First, download the datasets and unzip into data
folder.
Then, run script to prepare the data (default is using Yelp-2015 dataset):
python data_prepare.py
Train and evaluate the model:
(make sure Glove embeddings are ready before training)
wget http://nlp.stanford.edu/data/glove.6B.zip
unzip glove.6B.zip
python train.py
Print training arguments:
python train.py --help
optional arguments:
-h, --help show this help message and exit
--cell_dim CELL_DIM
Hidden dimensions of GRU cells (default: 50)
--att_dim ATTENTION_DIM
Dimensionality of attention spaces (default: 100)
--emb_dim EMBEDDING_DIM
Dimensionality of word embedding (default: 200)
--learning_rate LEARNING_RATE
Learning rate (default: 0.0005)
--max_grad_norm MAX_GRAD_NORM
Maximum value of the global norm of the gradients for clipping (default: 5.0)
--dropout_rate DROPOUT_RATE
Probability of dropping neurons (default: 0.5)
--num_classes NUM_CLASSES
Number of classes (default: 5)
--num_checkpoints NUM_CHECKPOINTS
Number of checkpoints to store (default: 1)
--num_epochs NUM_EPOCHS
Number of training epochs (default: 20)
--batch_size BATCH_SIZE
Batch size (default: 64)
--display_step DISPLAY_STEP
Number of steps to display log into TensorBoard (default: 20)

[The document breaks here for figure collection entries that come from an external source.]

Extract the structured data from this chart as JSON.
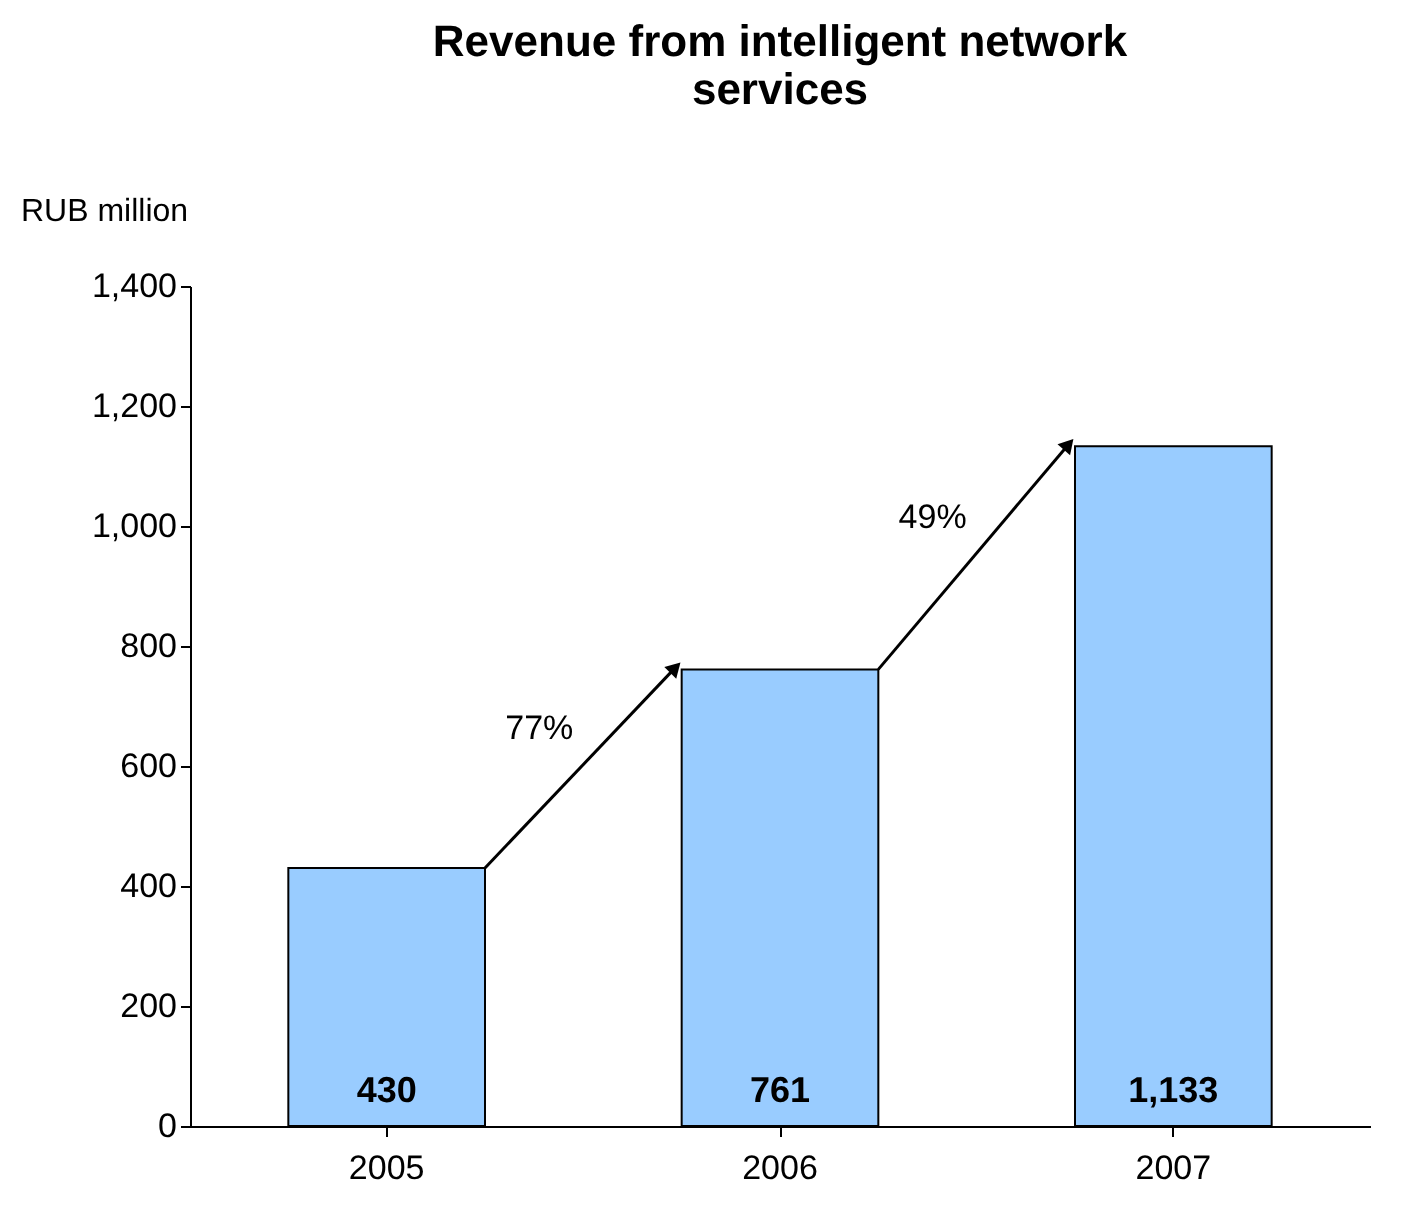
{
  "chart_data": {
    "type": "bar",
    "title": "Revenue from intelligent network services",
    "ylabel": "RUB million",
    "categories": [
      "2005",
      "2006",
      "2007"
    ],
    "values": [
      430,
      761,
      1133
    ],
    "value_labels": [
      "430",
      "761",
      "1,133"
    ],
    "color": "#99ccff",
    "ylim": [
      0,
      1400
    ],
    "yticks": [
      0,
      200,
      400,
      600,
      800,
      {
        "value": 1000,
        "label": "1,000"
      },
      {
        "value": 1200,
        "label": "1,200"
      },
      {
        "value": 1400,
        "label": "1,400"
      }
    ],
    "annotations": [
      "77%",
      "49%"
    ],
    "grid": false
  }
}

--allow_soft_placement ALLOW_SOFT_PLACEMENT
Allow device soft device placement
With the Yelp-2015 dataset, after 5 epochs, we achieved:
- 69.79% accuracy on the dev set
- 69.62% accuracy on the test set
No systematic hyper-parameter tunning was performed. The result reported in the paper is 71.0% for the Yelp-2015.